Feasibility Study on Quenching Effect Correction in Organic Scintillator for High-LET Particles

The amount of photons emitted from the organic scintillator tends to increase as the LET increases, but the response is non-linear, and the effect of quenching becomes remarkable in the high LET region. This is because ionization occurs locally at high density in the high LET region, and the molecules in the high-density singlet excited state generated in response to this cause quenching by the Förster mechanism. It is known that the emission characteristics of a scintillation depending on LET can be well approximated by the Birks formula and the Chou formula. In our experiment using BC408 scintillator, the amount of scintillation light increased as the LET increased, but it was confirmed that the amount of scintillation light decreased at 10 eV/nm and above due to the quenching effect. In addition, although it could not be uniquely expressed by the Birks formula, the Chou formula allowed a relatively good fitting.
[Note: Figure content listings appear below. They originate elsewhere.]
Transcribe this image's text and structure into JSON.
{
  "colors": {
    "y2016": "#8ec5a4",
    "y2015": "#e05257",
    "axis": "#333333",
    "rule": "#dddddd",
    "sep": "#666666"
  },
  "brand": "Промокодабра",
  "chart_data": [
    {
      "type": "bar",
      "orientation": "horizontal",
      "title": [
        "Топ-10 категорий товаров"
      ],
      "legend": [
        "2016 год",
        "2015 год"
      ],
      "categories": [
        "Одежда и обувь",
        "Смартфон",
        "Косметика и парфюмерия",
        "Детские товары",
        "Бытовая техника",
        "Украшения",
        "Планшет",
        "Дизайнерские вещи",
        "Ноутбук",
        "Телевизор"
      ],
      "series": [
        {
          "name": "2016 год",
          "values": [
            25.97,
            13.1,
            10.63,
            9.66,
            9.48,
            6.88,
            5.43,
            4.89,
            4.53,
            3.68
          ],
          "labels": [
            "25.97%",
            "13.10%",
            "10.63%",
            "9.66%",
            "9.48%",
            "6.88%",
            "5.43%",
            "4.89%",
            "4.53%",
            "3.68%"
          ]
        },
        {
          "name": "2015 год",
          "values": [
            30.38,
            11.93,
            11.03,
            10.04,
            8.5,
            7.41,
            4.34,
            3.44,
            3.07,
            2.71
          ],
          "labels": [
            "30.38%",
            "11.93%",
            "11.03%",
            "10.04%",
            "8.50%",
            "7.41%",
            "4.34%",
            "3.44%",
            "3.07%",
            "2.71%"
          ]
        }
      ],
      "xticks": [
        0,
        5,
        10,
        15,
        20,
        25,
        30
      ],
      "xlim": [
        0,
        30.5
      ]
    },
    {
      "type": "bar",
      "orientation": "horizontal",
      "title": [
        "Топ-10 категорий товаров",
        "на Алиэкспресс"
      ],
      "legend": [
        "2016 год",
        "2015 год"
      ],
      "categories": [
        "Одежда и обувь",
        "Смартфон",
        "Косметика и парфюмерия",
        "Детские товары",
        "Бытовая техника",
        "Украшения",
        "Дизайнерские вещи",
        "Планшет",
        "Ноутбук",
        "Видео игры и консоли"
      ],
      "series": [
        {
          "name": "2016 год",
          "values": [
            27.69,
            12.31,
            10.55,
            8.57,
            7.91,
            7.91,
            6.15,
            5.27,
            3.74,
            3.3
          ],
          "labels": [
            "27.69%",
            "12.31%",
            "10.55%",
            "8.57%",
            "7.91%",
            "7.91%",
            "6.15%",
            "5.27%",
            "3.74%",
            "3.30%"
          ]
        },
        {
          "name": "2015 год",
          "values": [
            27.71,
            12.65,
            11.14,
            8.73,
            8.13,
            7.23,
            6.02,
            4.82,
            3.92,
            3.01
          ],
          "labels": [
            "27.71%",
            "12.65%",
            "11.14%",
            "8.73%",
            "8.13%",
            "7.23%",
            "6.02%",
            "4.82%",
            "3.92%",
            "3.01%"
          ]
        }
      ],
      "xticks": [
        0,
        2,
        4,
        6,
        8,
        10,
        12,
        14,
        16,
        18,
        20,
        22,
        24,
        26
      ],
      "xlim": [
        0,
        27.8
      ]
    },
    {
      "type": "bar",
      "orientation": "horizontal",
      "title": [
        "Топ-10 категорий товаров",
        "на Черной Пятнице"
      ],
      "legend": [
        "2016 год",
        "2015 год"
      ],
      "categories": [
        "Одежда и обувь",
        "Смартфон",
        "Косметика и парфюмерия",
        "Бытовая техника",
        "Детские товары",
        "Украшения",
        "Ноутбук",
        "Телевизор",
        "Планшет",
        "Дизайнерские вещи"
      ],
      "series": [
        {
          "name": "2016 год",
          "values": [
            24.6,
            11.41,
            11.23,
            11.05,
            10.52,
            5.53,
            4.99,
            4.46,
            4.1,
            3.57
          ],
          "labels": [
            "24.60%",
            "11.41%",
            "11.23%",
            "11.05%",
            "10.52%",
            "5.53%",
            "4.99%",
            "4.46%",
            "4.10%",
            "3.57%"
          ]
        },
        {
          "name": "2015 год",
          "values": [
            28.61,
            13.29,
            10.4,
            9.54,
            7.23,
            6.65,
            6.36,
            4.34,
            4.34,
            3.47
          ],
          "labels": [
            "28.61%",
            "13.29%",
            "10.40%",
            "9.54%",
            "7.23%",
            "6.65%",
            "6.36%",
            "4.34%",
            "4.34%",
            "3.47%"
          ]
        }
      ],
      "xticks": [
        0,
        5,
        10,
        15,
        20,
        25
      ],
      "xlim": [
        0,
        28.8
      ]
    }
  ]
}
On the other hand, it has been found that it is difficult to explain the track structure and photon dynamics in the scintillator by LET alone for heavy ion beams of Si ion or heavier. It is considered that this is because LET gives a one-dimensional energy-giving density on a macro scale, whereas the micro-three-dimensional energy-giving density in the track has a great influence on heavy-ion beams above Si ions. In previous studies, (Z eff /β) ² (Zeff: effective charge of irradiated ions, β: velocity in units of light velocity) is more suitable than LET for expressing the track structure of high-energy ion beams of several hundreds of MeV/u. Therefore, there is a possibility that (Z eff /β) ² can be used as an alternative parameter to LET. In the future, we would like to examine the validity of this method by measuring with different nuclides.